Secondo i nuovi punti di vista, i buoni rapporti con vantaggi reciproci, si interruppero bruscamente negli anni 447, 451 e 452 d.C. allorchè le invasioni crebbero di numero e di violenza.
Ma per quale motivo si giunse a questa rottura?
Gli studiosi fanno coincidere queste invasioni con eventi particolarmente siccitosi oltre misura nel bacino dei Carpazi, che probabilmente acuirono il bisogno di spazi per le popolazioni Unne.
“La perturbazione economica indotta dal clima potrebbe aver richiesto ad Attila e ad altri capi di pretendere maggiori quantità di oro da distribuire tra gli alleati per tenerseli buoni.” afferma la Hakenbeck. Così gli ex-pastori si sarebbero trasformati in predoni”.
Le fonti storiche descrivono questo momento degli Unni come particolarmente difficile da essere affrontato anche dai Romani, a causa dell’organizzazione militare molto stratificata e complessa che si era pian piano formata tra i ‘barbari’.
Lo studio attuale propende invece per una necessità legata alle condizioni climatiche estremamente avverse di quegli anni (422, 442 e 447) in cui gli Unni avevano sicuramente più necessità di bestiame e di cibo piuttoto che di quantità maggiori di oro, anche se per il momento mancano le prove tangibili di questo.
Gli autori portano a testimomianza una richiesta da parte di Attila di una striscia di terreno ‘larga ‘ cinque giorni di viaggio‘ lungo il Danubio, come miglior riparo contro la siccità. Il mancato accoglimento di questa richiesta avrebbe fornito al re ‘barbaro’ l’occasione per scatenare le sue orde contro l’Impero.
“Il clima altera ciò che gli ambienti possono fornire e questo può portare gli individui a prendere decisioni che alterano la loro economia e la loro organizzazione sociale e politica”, conclude la Hakenbeck. “Queste decisioni possono non essere razionali ma avere tuttavia conseguenze future sul lungo periodo”.

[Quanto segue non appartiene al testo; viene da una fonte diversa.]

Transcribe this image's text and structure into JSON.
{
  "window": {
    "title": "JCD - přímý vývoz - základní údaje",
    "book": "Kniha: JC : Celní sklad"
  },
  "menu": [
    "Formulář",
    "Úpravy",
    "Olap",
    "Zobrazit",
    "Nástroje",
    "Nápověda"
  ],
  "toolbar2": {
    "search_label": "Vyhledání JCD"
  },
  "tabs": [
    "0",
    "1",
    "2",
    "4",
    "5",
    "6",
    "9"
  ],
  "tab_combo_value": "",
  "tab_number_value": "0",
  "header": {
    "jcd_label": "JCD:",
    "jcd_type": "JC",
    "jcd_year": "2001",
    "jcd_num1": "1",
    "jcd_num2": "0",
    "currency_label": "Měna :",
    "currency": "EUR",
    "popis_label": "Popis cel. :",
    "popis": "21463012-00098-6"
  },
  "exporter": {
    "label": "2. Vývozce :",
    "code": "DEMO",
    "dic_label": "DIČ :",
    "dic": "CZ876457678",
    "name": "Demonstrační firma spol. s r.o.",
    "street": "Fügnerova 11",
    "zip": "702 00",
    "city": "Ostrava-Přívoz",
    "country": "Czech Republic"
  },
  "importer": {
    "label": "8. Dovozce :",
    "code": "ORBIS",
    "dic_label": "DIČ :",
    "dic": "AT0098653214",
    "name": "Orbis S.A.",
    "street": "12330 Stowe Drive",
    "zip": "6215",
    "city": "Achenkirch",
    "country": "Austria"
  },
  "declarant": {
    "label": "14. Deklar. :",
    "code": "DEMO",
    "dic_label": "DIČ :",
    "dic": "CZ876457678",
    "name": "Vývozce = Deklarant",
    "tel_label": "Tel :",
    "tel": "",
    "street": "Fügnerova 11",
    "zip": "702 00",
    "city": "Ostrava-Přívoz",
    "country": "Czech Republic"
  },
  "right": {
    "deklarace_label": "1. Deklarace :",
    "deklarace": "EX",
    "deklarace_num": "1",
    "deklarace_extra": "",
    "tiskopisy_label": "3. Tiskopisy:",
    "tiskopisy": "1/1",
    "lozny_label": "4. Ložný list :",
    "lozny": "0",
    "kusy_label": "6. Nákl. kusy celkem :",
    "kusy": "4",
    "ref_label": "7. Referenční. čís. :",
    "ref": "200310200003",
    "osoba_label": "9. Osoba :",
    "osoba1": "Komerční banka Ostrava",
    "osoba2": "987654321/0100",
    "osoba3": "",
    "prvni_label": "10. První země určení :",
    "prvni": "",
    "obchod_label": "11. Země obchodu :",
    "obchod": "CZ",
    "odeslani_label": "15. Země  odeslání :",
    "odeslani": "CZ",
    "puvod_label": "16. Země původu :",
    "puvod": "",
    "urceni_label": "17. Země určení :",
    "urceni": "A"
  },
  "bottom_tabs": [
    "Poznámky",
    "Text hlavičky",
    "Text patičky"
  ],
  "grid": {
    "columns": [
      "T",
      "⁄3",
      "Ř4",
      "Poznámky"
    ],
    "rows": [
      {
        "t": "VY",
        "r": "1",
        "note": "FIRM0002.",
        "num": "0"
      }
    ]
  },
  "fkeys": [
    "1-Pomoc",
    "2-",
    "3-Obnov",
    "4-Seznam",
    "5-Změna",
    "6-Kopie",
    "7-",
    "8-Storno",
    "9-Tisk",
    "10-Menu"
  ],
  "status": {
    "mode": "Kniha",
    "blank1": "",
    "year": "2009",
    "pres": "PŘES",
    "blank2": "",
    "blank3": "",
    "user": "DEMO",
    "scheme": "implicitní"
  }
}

“Questo esempio storico mostra che le società rispondono agli stress climatici in modi complessi e non sempre prevedibili, con soluzioni positive magari nell’immediato ma che possono avere ripercussioni negative sul lungo termine”.
Per certo si sa che entro il 450 d.C., a pochi decenni dalla loro comparsa in Europa, gli Unni scomparvero e lo stesso Attila morì nel 453 d.C.